The ALJ assessed plaintiff with the residual functional capacity:

... to perform light work... She can lift and/or carry 20 pounds both occasionally and frequently. She is limited to pushing or pulling 20 pounds when using her upper extremities. She cannot climb ladders, ropes, or scaffolds. She can occasionally climb ramps or stairs. She cannot kneel, crouch, crawl, or stop. She should avoid concentrated exposure to vibration and hazards.

AR 22 (emphasis in original). Given the errors the ALJ committed in evaluating the opinion evidence from Dr. Manista and in assessing plaintiff's credibility, however, the ALJ's RFC assessment cannot be said to completely and accurately describe all of plaintiff's functional limitations and therefore cannot be upheld.

IV. This Matter Should Be Remanded for Further Administrative Proceedings

The Court may remand this case "either for additional evidence and findings or to award benefits." Smolen, 80 F.3d at 1292. Generally, when the Court reverses an ALJ's decision, "the proper course, except in rare circumstances, is to remand to the agency for additional investigation or explanation." Benecke v. Barnhart, 379 F.3d 587, 595 (9th Cir. 2004) (citations omitted). Thus, it is "the unusual case in which it is clear from the record that the claimant is unable to perform gainful employment in the national economy, " that "remand for an immediate award of benefits is appropriate." Id.

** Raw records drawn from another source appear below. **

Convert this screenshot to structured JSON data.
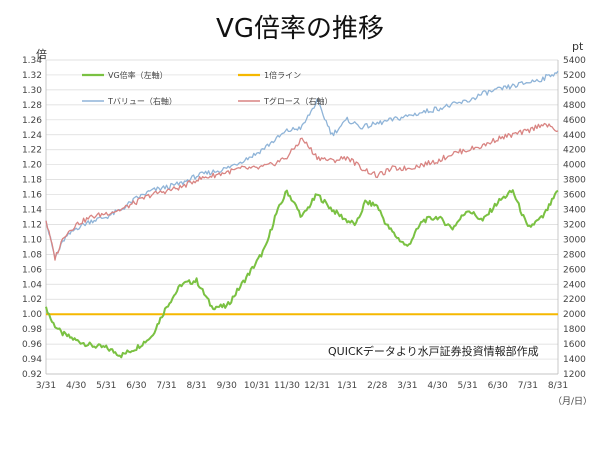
{
  "title": "VG倍率の推移",
  "left_unit": "倍",
  "right_unit": "pt",
  "x_unit": "（月/日）",
  "source_note": "QUICKデータより水戸証券投資情報部作成",
  "colors": {
    "vg_ratio": "#7ac142",
    "one_line": "#f5b800",
    "value": "#8fb4d8",
    "growth": "#d98482",
    "grid": "#d9d9d9"
  },
  "chart_data": {
    "type": "line",
    "title": "VG倍率の推移",
    "x_ticks": [
      "3/31",
      "4/30",
      "5/31",
      "6/30",
      "7/31",
      "8/31",
      "9/30",
      "10/31",
      "11/30",
      "12/31",
      "1/31",
      "2/28",
      "3/31",
      "4/30",
      "5/31",
      "6/30",
      "7/31",
      "8/31"
    ],
    "y_left": {
      "label": "倍",
      "min": 0.92,
      "max": 1.34,
      "step": 0.02
    },
    "y_right": {
      "label": "pt",
      "min": 1200,
      "max": 5400,
      "step": 200
    },
    "legend": [
      "VG倍率（左軸）",
      "1倍ライン",
      "Tバリュー（右軸）",
      "Tグロース（右軸）"
    ],
    "series": [
      {
        "name": "VG倍率（左軸）",
        "axis": "left",
        "color": "#7ac142",
        "x": [
          0,
          0.2,
          0.5,
          1,
          1.5,
          2,
          2.5,
          3,
          3.5,
          4,
          4.5,
          5,
          5.5,
          6,
          6.5,
          7,
          7.3,
          7.6,
          8,
          8.5,
          9,
          9.5,
          10,
          10.3,
          10.6,
          11,
          11.3,
          11.6,
          12,
          12.5,
          13,
          13.5,
          14,
          14.5,
          15,
          15.5,
          16,
          16.5,
          17
        ],
        "values": [
          1.01,
          0.99,
          0.975,
          0.965,
          0.958,
          0.955,
          0.945,
          0.955,
          0.97,
          1.01,
          1.04,
          1.045,
          1.01,
          1.01,
          1.04,
          1.07,
          1.09,
          1.13,
          1.165,
          1.13,
          1.16,
          1.14,
          1.125,
          1.12,
          1.15,
          1.145,
          1.12,
          1.105,
          1.09,
          1.125,
          1.13,
          1.115,
          1.14,
          1.125,
          1.15,
          1.165,
          1.115,
          1.13,
          1.165
        ]
      },
      {
        "name": "1倍ライン",
        "axis": "left",
        "color": "#f5b800",
        "x": [
          0,
          17
        ],
        "values": [
          1.0,
          1.0
        ]
      },
      {
        "name": "Tバリュー（右軸）",
        "axis": "right",
        "color": "#8fb4d8",
        "x": [
          0,
          0.3,
          0.6,
          1,
          1.5,
          2,
          2.5,
          3,
          3.5,
          4,
          4.5,
          5,
          5.5,
          6,
          6.5,
          7,
          7.5,
          8,
          8.5,
          9,
          9.5,
          10,
          10.5,
          11,
          11.5,
          12,
          12.5,
          13,
          13.5,
          14,
          14.5,
          15,
          15.5,
          16,
          16.5,
          17
        ],
        "values": [
          3250,
          2750,
          3000,
          3150,
          3250,
          3300,
          3400,
          3550,
          3650,
          3700,
          3750,
          3850,
          3900,
          3950,
          4050,
          4150,
          4300,
          4450,
          4500,
          4850,
          4400,
          4600,
          4500,
          4550,
          4600,
          4650,
          4700,
          4750,
          4800,
          4850,
          4950,
          5000,
          5050,
          5100,
          5150,
          5250
        ]
      },
      {
        "name": "Tグロース（右軸）",
        "axis": "right",
        "color": "#d98482",
        "x": [
          0,
          0.3,
          0.6,
          1,
          1.5,
          2,
          2.5,
          3,
          3.5,
          4,
          4.5,
          5,
          5.5,
          6,
          6.5,
          7,
          7.5,
          8,
          8.5,
          9,
          9.5,
          10,
          10.5,
          11,
          11.5,
          12,
          12.5,
          13,
          13.5,
          14,
          14.5,
          15,
          15.5,
          16,
          16.5,
          17
        ],
        "values": [
          3250,
          2750,
          3050,
          3200,
          3300,
          3350,
          3400,
          3500,
          3600,
          3650,
          3700,
          3800,
          3850,
          3900,
          3950,
          3950,
          4000,
          4100,
          4350,
          4100,
          4050,
          4100,
          3950,
          3850,
          3950,
          3950,
          4000,
          4050,
          4150,
          4200,
          4250,
          4350,
          4400,
          4450,
          4550,
          4450
        ]
      }
    ],
    "grid": true,
    "legend_position": "top-left"
  }
}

Benefits may be awarded where "the record has been fully developed" and "further administrative proceedings would serve no useful purpose." Smolen, 80 F.3d at 1292; Holohan v. Massanari, 246 F.3d 1195, 1210 (9th Cir. 2001). Specifically, benefits should be awarded where:

(1) the ALJ has failed to provide legally sufficient reasons for rejecting [the claimant's] evidence, (2) there are no outstanding issues that must be resolved before a determination of disability can be made, and (3) it is clear from the record that the ALJ would be required to find the claimant disabled were such evidence credited.

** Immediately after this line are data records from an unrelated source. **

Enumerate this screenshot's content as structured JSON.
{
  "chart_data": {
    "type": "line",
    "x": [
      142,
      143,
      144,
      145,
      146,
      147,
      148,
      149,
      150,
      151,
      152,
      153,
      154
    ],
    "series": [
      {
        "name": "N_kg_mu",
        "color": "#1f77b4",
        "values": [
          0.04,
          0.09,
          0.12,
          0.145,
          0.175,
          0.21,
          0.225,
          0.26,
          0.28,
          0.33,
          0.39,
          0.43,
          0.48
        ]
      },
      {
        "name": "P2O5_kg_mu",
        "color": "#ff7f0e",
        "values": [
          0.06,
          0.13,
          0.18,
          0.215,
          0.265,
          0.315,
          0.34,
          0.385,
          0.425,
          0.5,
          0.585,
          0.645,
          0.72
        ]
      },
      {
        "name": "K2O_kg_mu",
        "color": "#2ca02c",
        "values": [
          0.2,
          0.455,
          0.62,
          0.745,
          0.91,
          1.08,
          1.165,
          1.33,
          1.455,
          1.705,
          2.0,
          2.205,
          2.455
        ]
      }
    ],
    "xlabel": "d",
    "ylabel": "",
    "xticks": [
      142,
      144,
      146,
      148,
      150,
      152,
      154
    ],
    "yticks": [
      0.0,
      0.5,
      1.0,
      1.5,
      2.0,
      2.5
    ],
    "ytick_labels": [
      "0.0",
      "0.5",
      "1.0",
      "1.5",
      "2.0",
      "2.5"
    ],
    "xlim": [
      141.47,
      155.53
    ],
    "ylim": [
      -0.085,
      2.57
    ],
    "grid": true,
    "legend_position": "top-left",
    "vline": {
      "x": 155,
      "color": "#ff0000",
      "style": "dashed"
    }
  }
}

Smolen, 80 F.3d 1273 at 1292; McCartey v. Massanari, 298 F.3d 1072, 1076-77 (9th Cir. 2002). Because issues still remain in regard to the impact of plaintiff's impairments on her residual functional capacity in light of the ALJ's errors in evaluating the opinion evidence from Dr. Manista and in assessing plaintiff's credibility - as well as on plaintiff's ability to perform other jobs existing in significant numbers in the national economy[2] - remand for further consideration of those issues is warranted.[3] Although plaintiff requests that the period of review on remand be limited in light of a subsequent determination of disability, in which plaintiff was found to be disabled as of the day after the date of the ALJ's decision ( see Dkt. 19-1), as defendant points out that determination is not before the Court, and therefore plaintiff's request is denied.

CONCLUSION

Based on the foregoing discussion, the Court hereby finds the ALJ improperly concluded plaintiff was not disabled. Accordingly, defendant's decision to deny benefits is REVERSED and this matter is REMANDED for further administrative proceedings in accordance with the findings contained herein.